Par contre, si les émissions de GES baissent franchement d’ici 2020, la planète disposera de vingt à trente ans pour s’adapter. “Si on attend 2025, il ne restera plus que dix ans maximum pour tenir les objectifs de l’Accord de Paris et transformer l’économie vers un modèle bas carbone. Une mission quasi impossible.” Ces experts ne se sont pas contentés d’alerter mais ils proposent aux dirigeants du G20 et aux entreprises un plan d’action en six points avec dans le domaine de l’énergie, le renouvelable doit fournir une part d’au moins 30% de l’électricité mondiale et aucune nouvelle centrale à charbon ne devra être approuvée à partir de 2020. Quant à celles existantes, elles devront être fermées.

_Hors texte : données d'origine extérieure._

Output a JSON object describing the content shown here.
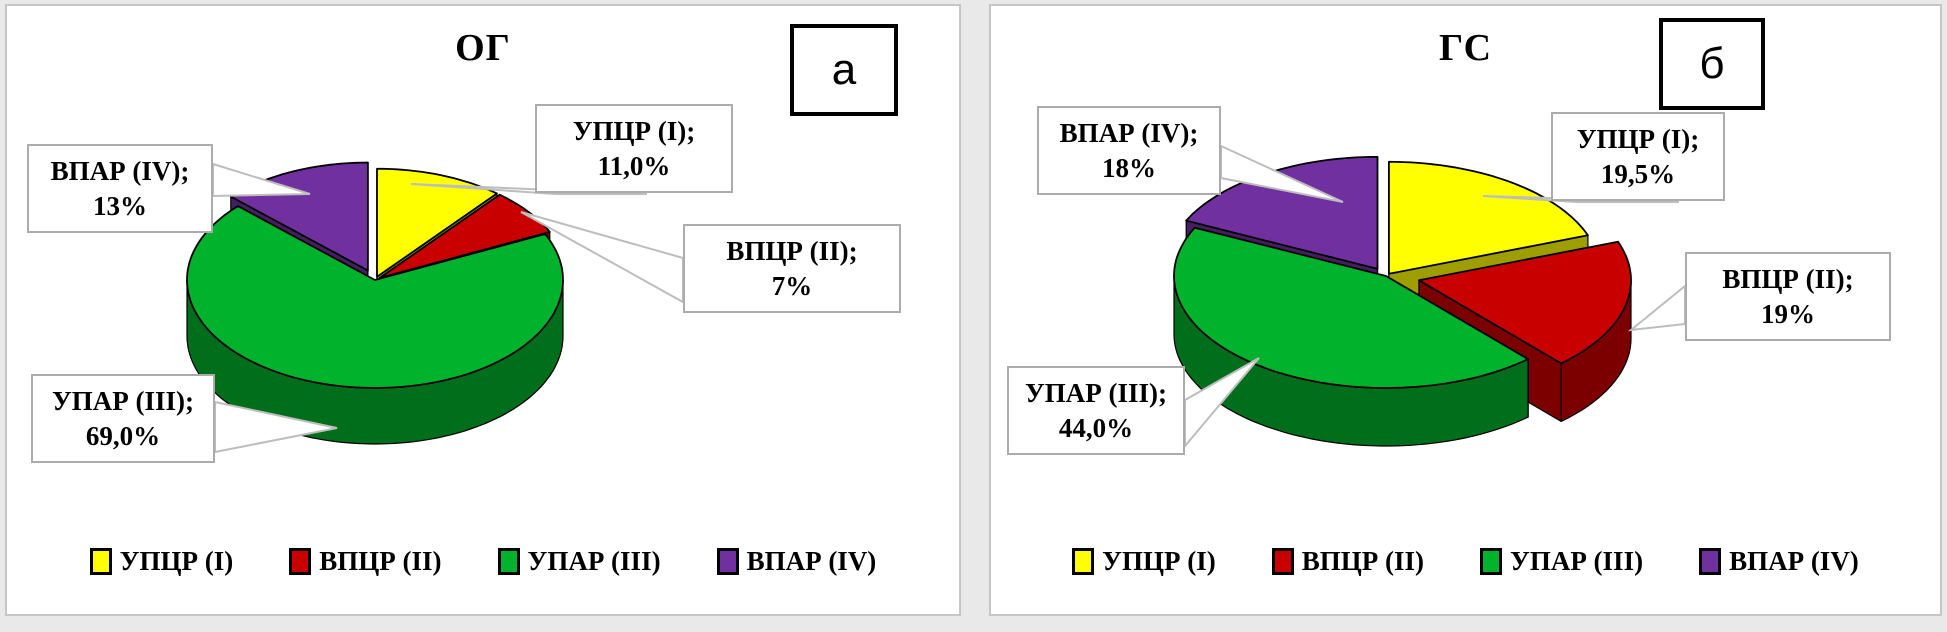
{
  "figure": {
    "panels": [
      {
        "title": "ОГ",
        "corner_letter": "а"
      },
      {
        "title": "ГС",
        "corner_letter": "б"
      }
    ]
  },
  "chart_data": [
    {
      "type": "pie",
      "style": "3d-exploded",
      "title": "ОГ",
      "labels": [
        "УПЦР (I)",
        "ВПЦР (II)",
        "УПАР (III)",
        "ВПАР (IV)"
      ],
      "values": [
        11.0,
        7,
        69.0,
        13
      ],
      "value_labels": [
        "11,0%",
        "7%",
        "69,0%",
        "13%"
      ],
      "callouts": [
        {
          "name": "УПЦР (I);",
          "value": "11,0%"
        },
        {
          "name": "ВПЦР (II);",
          "value": "7%"
        },
        {
          "name": "УПАР (III);",
          "value": "69,0%"
        },
        {
          "name": "ВПАР (IV);",
          "value": "13%"
        }
      ],
      "colors": [
        "#FFFF00",
        "#C90000",
        "#00B22C",
        "#7030A0"
      ],
      "legend_position": "bottom",
      "start_angle_deg": -90,
      "direction": "clockwise"
    },
    {
      "type": "pie",
      "style": "3d-exploded",
      "title": "ГС",
      "labels": [
        "УПЦР (I)",
        "ВПЦР (II)",
        "УПАР (III)",
        "ВПАР (IV)"
      ],
      "values": [
        19.5,
        19,
        44.0,
        18
      ],
      "value_labels": [
        "19,5%",
        "19%",
        "44,0%",
        "18%"
      ],
      "callouts": [
        {
          "name": "УПЦР (I);",
          "value": "19,5%"
        },
        {
          "name": "ВПЦР (II);",
          "value": "19%"
        },
        {
          "name": "УПАР (III);",
          "value": "44,0%"
        },
        {
          "name": "ВПАР (IV);",
          "value": "18%"
        }
      ],
      "colors": [
        "#FFFF00",
        "#C90000",
        "#00B22C",
        "#7030A0"
      ],
      "legend_position": "bottom",
      "start_angle_deg": -90,
      "direction": "clockwise"
    }
  ]
}
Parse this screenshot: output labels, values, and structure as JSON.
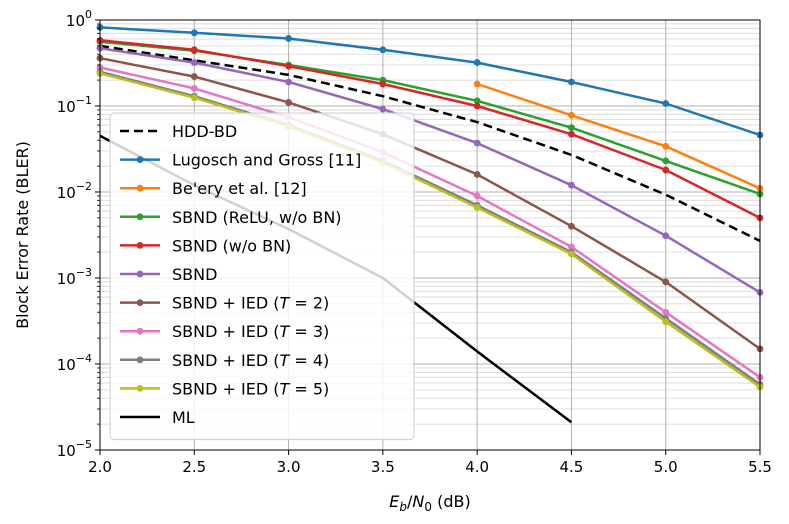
{
  "chart_data": {
    "type": "line",
    "xlabel": "E_b/N_0 (dB)",
    "ylabel": "Block Error Rate (BLER)",
    "scale_y": "log",
    "xlim": [
      2.0,
      5.5
    ],
    "ylim": [
      1e-05,
      1
    ],
    "grid": "major and minor",
    "legend_position": "lower-left",
    "x_ticks": [
      "2.0",
      "2.5",
      "3.0",
      "3.5",
      "4.0",
      "4.5",
      "5.0",
      "5.5"
    ],
    "y_tick_exponents": [
      "0",
      "−1",
      "−2",
      "−3",
      "−4",
      "−5"
    ],
    "y_tick_base": "10",
    "series": [
      {
        "name": "HDD-BD",
        "color": "#000000",
        "dash": "dashed",
        "marker": false,
        "x": [
          2.0,
          2.5,
          3.0,
          3.5,
          4.0,
          4.5,
          5.0,
          5.5
        ],
        "y": [
          0.5,
          0.34,
          0.23,
          0.13,
          0.065,
          0.027,
          0.0093,
          0.0027
        ]
      },
      {
        "name": "Lugosch and Gross [11]",
        "color": "#1f77b4",
        "dash": "solid",
        "marker": true,
        "x": [
          2.0,
          2.5,
          3.0,
          3.5,
          4.0,
          4.5,
          5.0,
          5.5
        ],
        "y": [
          0.82,
          0.71,
          0.61,
          0.45,
          0.32,
          0.19,
          0.107,
          0.046
        ]
      },
      {
        "name": "Be'ery et al. [12]",
        "color": "#ff7f0e",
        "dash": "solid",
        "marker": true,
        "x": [
          4.0,
          4.5,
          5.0,
          5.5
        ],
        "y": [
          0.18,
          0.078,
          0.034,
          0.011
        ]
      },
      {
        "name": "SBND (ReLU, w/o BN)",
        "color": "#2ca02c",
        "dash": "solid",
        "marker": true,
        "x": [
          2.0,
          2.5,
          3.0,
          3.5,
          4.0,
          4.5,
          5.0,
          5.5
        ],
        "y": [
          0.56,
          0.44,
          0.3,
          0.2,
          0.115,
          0.056,
          0.023,
          0.0095
        ]
      },
      {
        "name": "SBND (w/o BN)",
        "color": "#d62728",
        "dash": "solid",
        "marker": true,
        "x": [
          2.0,
          2.5,
          3.0,
          3.5,
          4.0,
          4.5,
          5.0,
          5.5
        ],
        "y": [
          0.58,
          0.45,
          0.29,
          0.18,
          0.1,
          0.047,
          0.018,
          0.005
        ]
      },
      {
        "name": "SBND",
        "color": "#9467bd",
        "dash": "solid",
        "marker": true,
        "x": [
          2.0,
          2.5,
          3.0,
          3.5,
          4.0,
          4.5,
          5.0,
          5.5
        ],
        "y": [
          0.47,
          0.32,
          0.19,
          0.092,
          0.037,
          0.012,
          0.0031,
          0.00068
        ]
      },
      {
        "name": "SBND + IED (T = 2)",
        "color": "#8c564b",
        "dash": "solid",
        "marker": true,
        "x": [
          2.0,
          2.5,
          3.0,
          3.5,
          4.0,
          4.5,
          5.0,
          5.5
        ],
        "y": [
          0.36,
          0.22,
          0.11,
          0.047,
          0.016,
          0.004,
          0.0009,
          0.00015
        ]
      },
      {
        "name": "SBND + IED (T = 3)",
        "color": "#e377c2",
        "dash": "solid",
        "marker": true,
        "x": [
          2.0,
          2.5,
          3.0,
          3.5,
          4.0,
          4.5,
          5.0,
          5.5
        ],
        "y": [
          0.28,
          0.16,
          0.074,
          0.029,
          0.009,
          0.0023,
          0.0004,
          7e-05
        ]
      },
      {
        "name": "SBND + IED (T = 4)",
        "color": "#7f7f7f",
        "dash": "solid",
        "marker": true,
        "x": [
          2.0,
          2.5,
          3.0,
          3.5,
          4.0,
          4.5,
          5.0,
          5.5
        ],
        "y": [
          0.25,
          0.13,
          0.06,
          0.023,
          0.007,
          0.002,
          0.00034,
          5.8e-05
        ]
      },
      {
        "name": "SBND + IED (T = 5)",
        "color": "#bcbd22",
        "dash": "solid",
        "marker": true,
        "x": [
          2.0,
          2.5,
          3.0,
          3.5,
          4.0,
          4.5,
          5.0,
          5.5
        ],
        "y": [
          0.24,
          0.125,
          0.058,
          0.022,
          0.0066,
          0.0019,
          0.00031,
          5.4e-05
        ]
      },
      {
        "name": "ML",
        "color": "#000000",
        "dash": "solid",
        "marker": false,
        "x": [
          2.0,
          2.5,
          3.0,
          3.5,
          4.0,
          4.5
        ],
        "y": [
          0.045,
          0.012,
          0.0037,
          0.001,
          0.00014,
          2.1e-05
        ]
      }
    ]
  }
}
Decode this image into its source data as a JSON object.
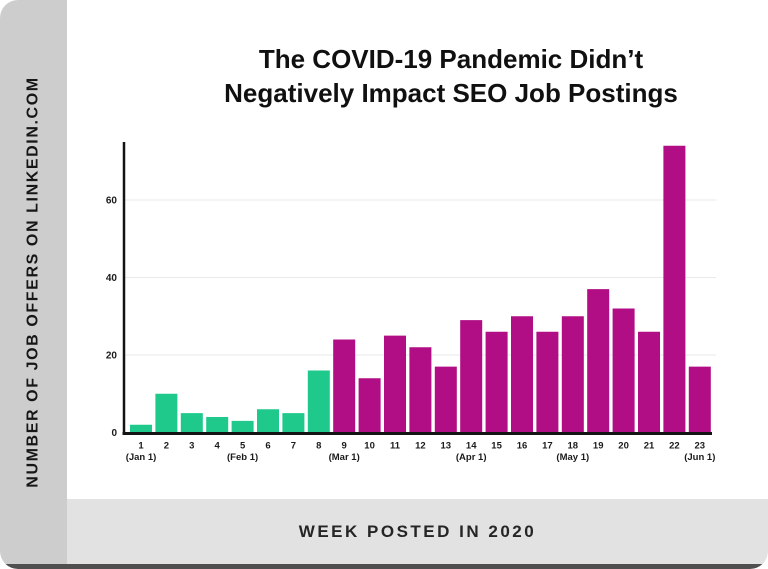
{
  "title": {
    "line1": "The COVID-19 Pandemic Didn’t",
    "line2": "Negatively Impact SEO Job Postings"
  },
  "sidebar": {
    "ylabel": "NUMBER OF JOB OFFERS ON LINKEDIN.COM"
  },
  "footer": {
    "xlabel": "WEEK POSTED IN 2020"
  },
  "chart_data": {
    "type": "bar",
    "title": "The COVID-19 Pandemic Didn’t Negatively Impact SEO Job Postings",
    "xlabel": "WEEK POSTED IN 2020",
    "ylabel": "NUMBER OF JOB OFFERS ON LINKEDIN.COM",
    "categories": [
      "1",
      "2",
      "3",
      "4",
      "5",
      "6",
      "7",
      "8",
      "9",
      "10",
      "11",
      "12",
      "13",
      "14",
      "15",
      "16",
      "17",
      "18",
      "19",
      "20",
      "21",
      "22",
      "23"
    ],
    "category_sublabels": [
      "(Jan 1)",
      "",
      "",
      "",
      "(Feb 1)",
      "",
      "",
      "",
      "(Mar 1)",
      "",
      "",
      "",
      "",
      "(Apr 1)",
      "",
      "",
      "",
      "(May 1)",
      "",
      "",
      "",
      "",
      "(Jun 1)"
    ],
    "values": [
      2,
      10,
      5,
      4,
      3,
      6,
      5,
      16,
      24,
      14,
      25,
      22,
      17,
      29,
      26,
      30,
      26,
      30,
      37,
      32,
      26,
      74,
      17
    ],
    "bar_color_keys": [
      "green",
      "green",
      "green",
      "green",
      "green",
      "green",
      "green",
      "green",
      "magenta",
      "magenta",
      "magenta",
      "magenta",
      "magenta",
      "magenta",
      "magenta",
      "magenta",
      "magenta",
      "magenta",
      "magenta",
      "magenta",
      "magenta",
      "magenta",
      "magenta"
    ],
    "palette": {
      "green": "#1fc98c",
      "magenta": "#b10d84"
    },
    "yticks": [
      0,
      20,
      40,
      60
    ],
    "ylim": [
      0,
      75
    ],
    "grid": true,
    "legend": false
  },
  "colors": {
    "sidebar_bg": "#cdcdcd",
    "footer_bg": "#e2e2e2",
    "bottom_edge": "#4f4f4f",
    "axis": "#141414",
    "gridline": "#eaeaea",
    "text": "#1b1b1b"
  }
}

Au plan des infrastructures, la mise en place par les villes et les États de plans pour décarboner les bâtiments et les infrastructures d’ici 2050, en prévoyant des financements à hauteur de 300 milliards de dollars par an.
Chaque année, les villes moderniseraient au moins 3% de leurs bâtiments pour les reconvertir en infrastructures bas carbone. Dans les transports, ces experts préconisent que les véhicules électriques devront composer 15% des nouvelles ventes (contre 1% aujourd’hui). Les gouvernements devront également imposer aux poids lourds une consommation en carburant réduite de 20%, et à l’aviation une réduction de 20% du CO2 émis au km. Dans l’agriculture, les émissions de gaz à effet de serre (GES) issues de la déforestation et de l’agriculture (qui représentent à l’heure actuelle 12% du total) devront disparaître. Au niveau des finances, le groupe préconise que les banques et gouvernements devront décupler le volume d’obligations vertes (71 milliards d’euros actuellement) pour financer les mesures visant à réduire les GES.
Autant dire que dans le fonctionnement actuel de l’économie mondiale, plusieurs observateurs estiment que la mise sur les rails d’un tel dispositif relève d’une forme d’utopie. L’échec de la réunion du G20 sur la question du climat risque de peser lourd sur l’avenir de la planète, les 20 pays qui composent ce groupe représentant 85% de l’économie mondiale. Les conclusions alarmantes du rapport (fsb-tcfd.org/publications/final-recommendations-report) du groupe d’experts sur le climat, la TCFD (Task Force on Climate Disclosure) mise en place par le Conseil de stabilité financière du G20 pour proposer aux entreprises des lignes directrices de reporting sur le climat et qui a travaillé durant 18 ans n’ont pas suffi à booster le consensus.
Ce document évalue le risque que fait peser le changement climatique pour les entreprises et l’économie ; c’est près de 2 300 milliards de dollars de valeurs boursières qui sont menacées. A la fin des travaux de ce sommet, Angela Merkel déclarait a déclaré : “Il est très clair que nous ne sommes pas parvenus à un consensus, mais les divergences n’ont pas été occultées, elles ont été clairement exprimées.” Le président français, Emmanuel Macron, quant à lui, a annoncé, qu’il réunirait le 12 décembre 2017, à Paris, un nouveau sommet sur la lutte contre le réchauffement climatique. “Le 12 décembre prochain, deux ans après l’entrée en vigueur de l’accord de Paris, je réunirai un nouveau sommet afin de prendre de nouvelles actions pour le climat, notamment sur le plan financier.”